Bu kılavuzla mesleki farkındalığın artmasına katkı sağlamak, tasarım alanında üretim yapan meslektaşları ortak bir tavırda buluşturmak ve böylelikle mesleğin saygınlığını ve toplum nezdindeki algısını güçlendirmek temel hedeflerimizden biriydi. Türkiye’de yüzlerce grafik tasarım eğitim programının neredeyse tamamı Türkçe eğitim veriyor ve her yıl profesyonel hayata adım atan binlerce genç tasarımcının bu kılavuza ihtiyacı var. Meslek ilkelerinin yaygınlaşmasında ve etik davranış biçimlerinin benimsenmesinde eğitim kurumları için uluslararası geçerliliği olan bir temel kaynak niteliği taşırken, bir yandan bu rehber Türkçe kaynak eksikliğini de gidererek büyük bir ihtiyaca cevap veriyor.
Örneğin, Anadolu Üniversitesi Güzel Sanatlar Fakültesi Grafik lisans programında bu rehberi de incelediğimiz bir dersimiz bulunuyor. Bu sayede öğrencilerimiz, mesleklerine dair sadece pratik bilgilere değil, aynı zamanda mesleğin temel işleyişine, çevresel sorumluluklarına ve etik meselelerine de hâkim oluyorlar.
BİRÇOK YENİ PROJE VAR
İlerleyen süreçte konsey olarak ne gibi projeleriniz olacak? Hedefleriniz neler?
Konseyin çok sayıda etkinliği bulunuyor. 2025 yılında Avrupa, Çin ve Hindistan’da konferanslar ve toplantılar düzenleyeceğiz. Yakın dönemde ise tasarımın öneminin farkında olan ve tasarıma yatırım yapmak isteyen özel kuruluşları, markaları ve tasarım ofislerini ağımıza katmayı hedefleyen bir proje üzerinde çalışıyoruz.

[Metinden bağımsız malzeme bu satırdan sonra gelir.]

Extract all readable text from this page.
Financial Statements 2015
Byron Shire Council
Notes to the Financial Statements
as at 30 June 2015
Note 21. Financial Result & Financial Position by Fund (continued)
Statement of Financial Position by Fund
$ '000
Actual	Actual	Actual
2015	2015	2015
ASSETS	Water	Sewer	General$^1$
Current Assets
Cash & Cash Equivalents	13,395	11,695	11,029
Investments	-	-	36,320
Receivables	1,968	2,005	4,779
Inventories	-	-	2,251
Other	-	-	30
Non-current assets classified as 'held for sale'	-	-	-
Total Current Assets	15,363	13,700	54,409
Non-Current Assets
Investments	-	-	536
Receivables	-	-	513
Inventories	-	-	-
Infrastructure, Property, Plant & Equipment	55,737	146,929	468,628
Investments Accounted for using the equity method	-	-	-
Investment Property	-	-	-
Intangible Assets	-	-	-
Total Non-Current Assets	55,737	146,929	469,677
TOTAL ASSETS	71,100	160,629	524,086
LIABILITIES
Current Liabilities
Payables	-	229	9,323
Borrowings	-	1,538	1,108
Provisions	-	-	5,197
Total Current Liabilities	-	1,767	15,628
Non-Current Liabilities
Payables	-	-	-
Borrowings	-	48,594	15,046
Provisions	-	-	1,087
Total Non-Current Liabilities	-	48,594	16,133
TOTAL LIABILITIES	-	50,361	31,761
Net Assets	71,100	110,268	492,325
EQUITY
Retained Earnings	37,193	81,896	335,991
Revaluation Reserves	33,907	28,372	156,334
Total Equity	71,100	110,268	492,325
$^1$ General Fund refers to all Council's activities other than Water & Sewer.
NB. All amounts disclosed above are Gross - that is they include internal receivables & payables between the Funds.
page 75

Bu kurum ve markaların gücüyle Konseyin birikimini ve hedeflerini birleştirerek daha fazlasını başarabileceğimize inanıyoruz.Eskişehir ve Türkiye’den meslek örgütlerini, üniversiteleri ve tasarım merkezlerini de aramızda üye olarak görmek istiyoruz. Ayrıca, kentlerle olan iş birliğimizi de artırmayı amaçlıyoruz. UNESCO ile uzun süredir devam eden bağlarımız, kentlerle ilgili çalışmalarımızda bize önemli bir destek sağlıyor.
Benim için özel bir yer tutan Eskişehir’e dair ise büyük bir hayalim var. Eskişehir’i bir “Tasarım Kenti” yapmak ve “Eskişehir Tasarım Bienali”ni hayata geçirmek, bu öncü kente çok yakışır diye düşünüyorum. Bu doğrultuda, yakında tüm kenti birlik olmaya davet eden bir çalışma olacak. Tasarım Bienali, tasarımın önemini vurgulayan, önemli tasarımcıları kentle ve çözüm gerektiren konularla buluşturan bir etkinlik olacak. Bu süreçte, Eskişehir’deki üç büyük üniversite, kentin önde gelen kuruluşları, markaları ve yerel yönetimlerle iş birliği yaparak tasarımın ışığını Anadolu’dan yükseltmeyi hedefliyoruz.